How can the rice be kept warm for up to 12 hours?
Such cookers can also be set to cook different food types (rice, congee, fish…).
How is the logic for so many functions controlled?
5. Park and Shop
When you buy something from Park and Shop, the sales clerk ‘swipes’ it across a
glass sheet on top of the counter. The price (and name) of the item are automatically
printed on the receipt. The receipt also calculates the total price of all items you
have bought.
-
Identify the sensors and actuators in this example.
Is this an example of digital or analog control?
How does the system know what item was swiped?
How does the system know the price and name of the item?
If the system “knows” which item is being purchased, can this information be
usedby the inventory manager of Park and Shop to improve customer service?
How?
All of the above are examples of automation that we encounter every day of our
lives.
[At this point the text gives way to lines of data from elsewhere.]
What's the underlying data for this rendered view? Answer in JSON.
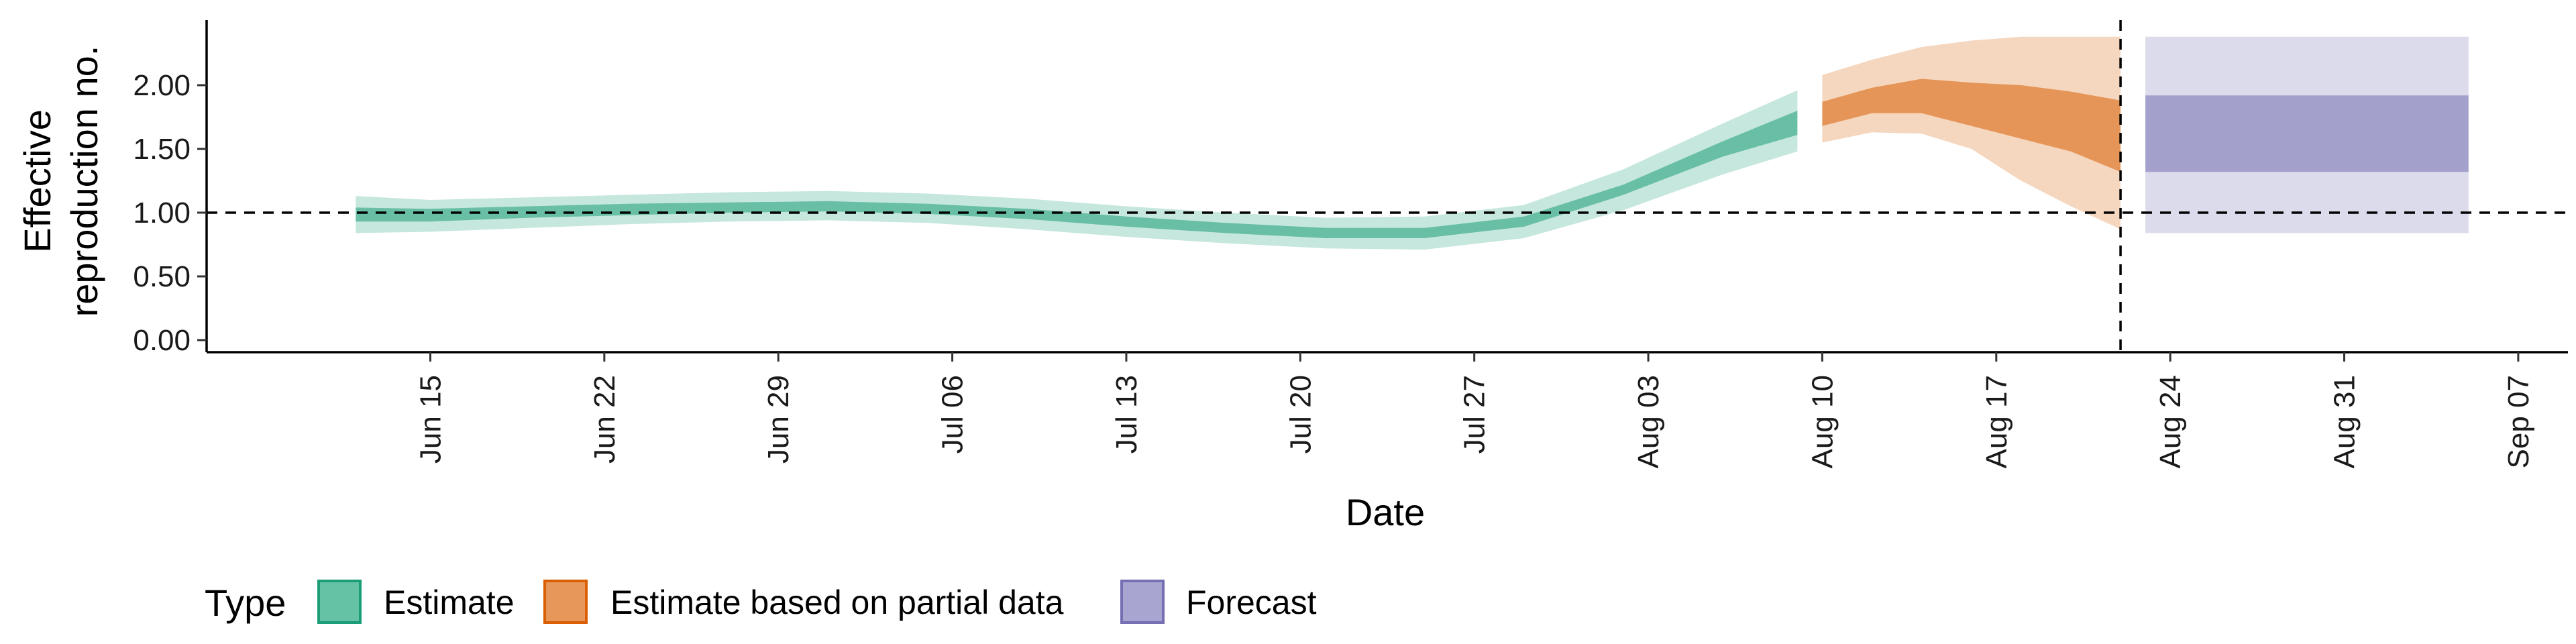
{
  "chart_data": {
    "type": "area",
    "title": "",
    "xlabel": "Date",
    "ylabel_lines": [
      "Effective",
      "reproduction no."
    ],
    "ylim": [
      0,
      2.5
    ],
    "y_ticks": [
      0.0,
      0.5,
      1.0,
      1.5,
      2.0
    ],
    "y_tick_labels": [
      "0.00",
      "0.50",
      "1.00",
      "1.50",
      "2.00"
    ],
    "x_range": [
      "2020-06-06",
      "2020-09-09"
    ],
    "x_ticks": [
      "2020-06-15",
      "2020-06-22",
      "2020-06-29",
      "2020-07-06",
      "2020-07-13",
      "2020-07-20",
      "2020-07-27",
      "2020-08-03",
      "2020-08-10",
      "2020-08-17",
      "2020-08-24",
      "2020-08-31",
      "2020-09-07"
    ],
    "x_tick_labels": [
      "Jun 15",
      "Jun 22",
      "Jun 29",
      "Jul 06",
      "Jul 13",
      "Jul 20",
      "Jul 27",
      "Aug 03",
      "Aug 10",
      "Aug 17",
      "Aug 24",
      "Aug 31",
      "Sep 07"
    ],
    "reference_lines": {
      "horizontal_y": 1.0,
      "vertical_date": "2020-08-22"
    },
    "legend": {
      "position": "bottom-left",
      "title": "Type",
      "entries": [
        {
          "label": "Estimate",
          "fill": "#66c2a5",
          "border": "#1b9e77"
        },
        {
          "label": "Estimate based on partial data",
          "fill": "#e8975a",
          "border": "#d95f02"
        },
        {
          "label": "Forecast",
          "fill": "#a9a5d1",
          "border": "#7570b3"
        }
      ]
    },
    "series": [
      {
        "name": "Estimate",
        "color": "#1b9e77",
        "dates": [
          "2020-06-12",
          "2020-06-15",
          "2020-06-19",
          "2020-06-23",
          "2020-06-27",
          "2020-07-01",
          "2020-07-05",
          "2020-07-09",
          "2020-07-13",
          "2020-07-17",
          "2020-07-21",
          "2020-07-25",
          "2020-07-29",
          "2020-08-02",
          "2020-08-06",
          "2020-08-09"
        ],
        "lower_90": [
          0.84,
          0.85,
          0.88,
          0.91,
          0.93,
          0.94,
          0.92,
          0.87,
          0.81,
          0.76,
          0.72,
          0.71,
          0.8,
          1.02,
          1.3,
          1.48
        ],
        "upper_90": [
          1.13,
          1.1,
          1.12,
          1.14,
          1.16,
          1.17,
          1.15,
          1.11,
          1.05,
          1.0,
          0.96,
          0.97,
          1.06,
          1.34,
          1.7,
          1.96
        ],
        "lower_50": [
          0.93,
          0.93,
          0.96,
          0.98,
          1.0,
          1.01,
          0.99,
          0.95,
          0.89,
          0.84,
          0.8,
          0.8,
          0.89,
          1.14,
          1.44,
          1.61
        ],
        "upper_50": [
          1.04,
          1.03,
          1.05,
          1.07,
          1.08,
          1.09,
          1.07,
          1.03,
          0.97,
          0.92,
          0.88,
          0.88,
          0.97,
          1.22,
          1.56,
          1.8
        ]
      },
      {
        "name": "Estimate based on partial data",
        "color": "#d95f02",
        "dates": [
          "2020-08-10",
          "2020-08-12",
          "2020-08-14",
          "2020-08-16",
          "2020-08-18",
          "2020-08-20",
          "2020-08-22"
        ],
        "lower_90": [
          1.55,
          1.63,
          1.62,
          1.5,
          1.25,
          1.05,
          0.87
        ],
        "upper_90": [
          2.08,
          2.2,
          2.3,
          2.35,
          2.38,
          2.38,
          2.38
        ],
        "lower_50": [
          1.68,
          1.78,
          1.78,
          1.68,
          1.58,
          1.48,
          1.32
        ],
        "upper_50": [
          1.87,
          1.98,
          2.05,
          2.02,
          2.0,
          1.95,
          1.88
        ]
      },
      {
        "name": "Forecast",
        "color": "#7570b3",
        "dates": [
          "2020-08-23",
          "2020-09-05"
        ],
        "lower_90": [
          0.84,
          0.84
        ],
        "upper_90": [
          2.38,
          2.38
        ],
        "lower_50": [
          1.32,
          1.32
        ],
        "upper_50": [
          1.92,
          1.92
        ]
      }
    ]
  }
}
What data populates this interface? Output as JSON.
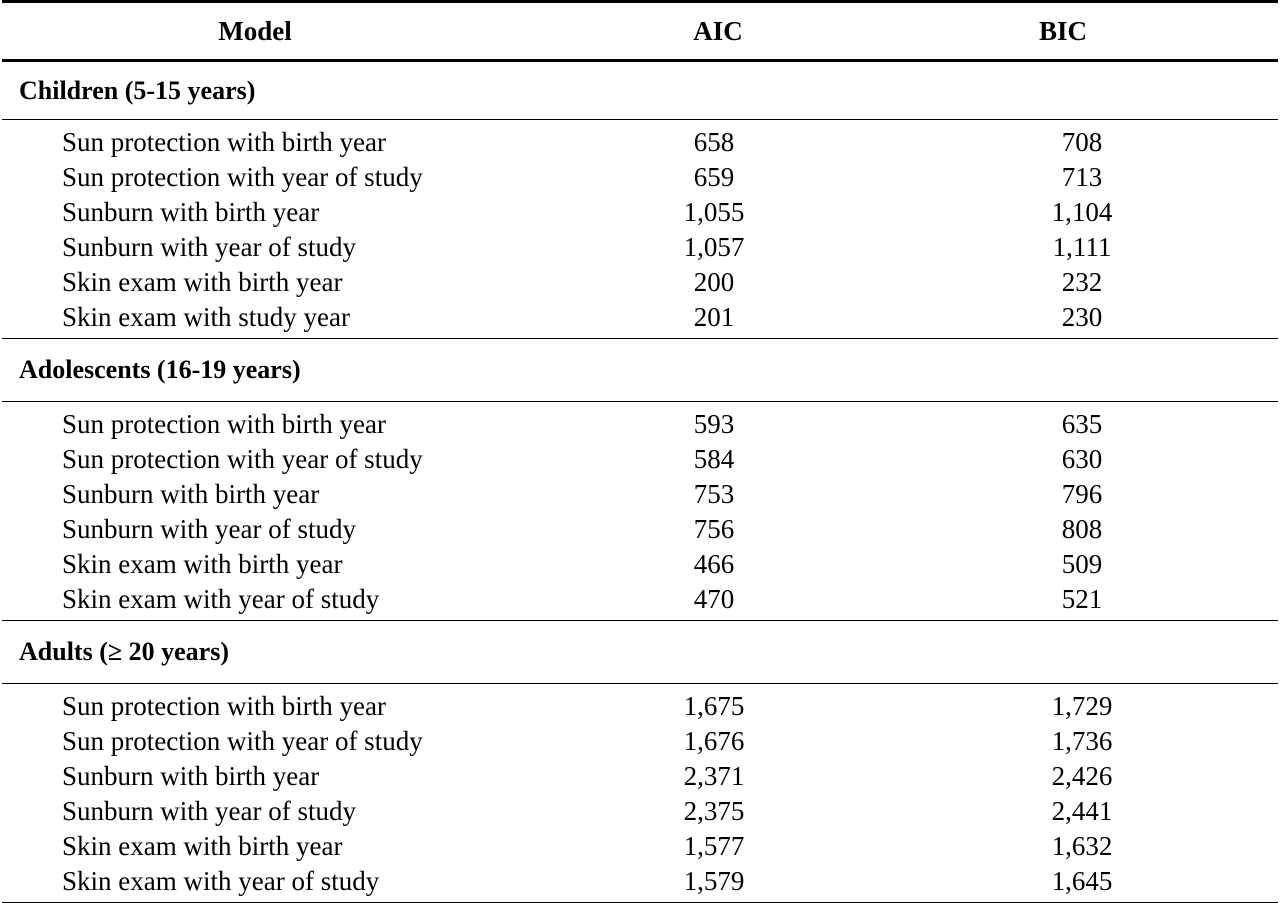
{
  "header": {
    "model": "Model",
    "aic": "AIC",
    "bic": "BIC"
  },
  "sections": [
    {
      "title": "Children (5-15 years)",
      "rows": [
        {
          "model": "Sun protection with birth year",
          "aic": "658",
          "bic": "708"
        },
        {
          "model": "Sun protection with year of study",
          "aic": "659",
          "bic": "713"
        },
        {
          "model": "Sunburn with birth year",
          "aic": "1,055",
          "bic": "1,104"
        },
        {
          "model": "Sunburn with year of study",
          "aic": "1,057",
          "bic": "1,111"
        },
        {
          "model": "Skin exam with birth year",
          "aic": "200",
          "bic": "232"
        },
        {
          "model": "Skin exam with study year",
          "aic": "201",
          "bic": "230"
        }
      ]
    },
    {
      "title": "Adolescents (16-19 years)",
      "rows": [
        {
          "model": "Sun protection with birth year",
          "aic": "593",
          "bic": "635"
        },
        {
          "model": "Sun protection with year of study",
          "aic": "584",
          "bic": "630"
        },
        {
          "model": "Sunburn with birth year",
          "aic": "753",
          "bic": "796"
        },
        {
          "model": "Sunburn with year of study",
          "aic": "756",
          "bic": "808"
        },
        {
          "model": "Skin exam with birth year",
          "aic": "466",
          "bic": "509"
        },
        {
          "model": "Skin exam with year of study",
          "aic": "470",
          "bic": "521"
        }
      ]
    },
    {
      "title": "Adults (≥ 20 years)",
      "rows": [
        {
          "model": "Sun protection with birth year",
          "aic": "1,675",
          "bic": "1,729"
        },
        {
          "model": "Sun protection with year of study",
          "aic": "1,676",
          "bic": "1,736"
        },
        {
          "model": "Sunburn with birth year",
          "aic": "2,371",
          "bic": "2,426"
        },
        {
          "model": "Sunburn with year of study",
          "aic": "2,375",
          "bic": "2,441"
        },
        {
          "model": "Skin exam with birth year",
          "aic": "1,577",
          "bic": "1,632"
        },
        {
          "model": "Skin exam with year of study",
          "aic": "1,579",
          "bic": "1,645"
        }
      ]
    }
  ]
}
The same technology is used in the control of automatic machines in all
types of factories and companies. In this course, we will learn, to some extent,
how such control systems work.
LEARNING ACTIVITY.
Answer the following:
1. Why do we need to Automate?
2. Differentiate Open Loop to Closed Loop.
3. In the Automatic Doors, give what sensor and actuator used and give
their functions.
4. In the Fridge, give 1 sensor and 1 actuator being used and give their
functions.
5. In the Park and Shop, what kind of sensor and actuator being used?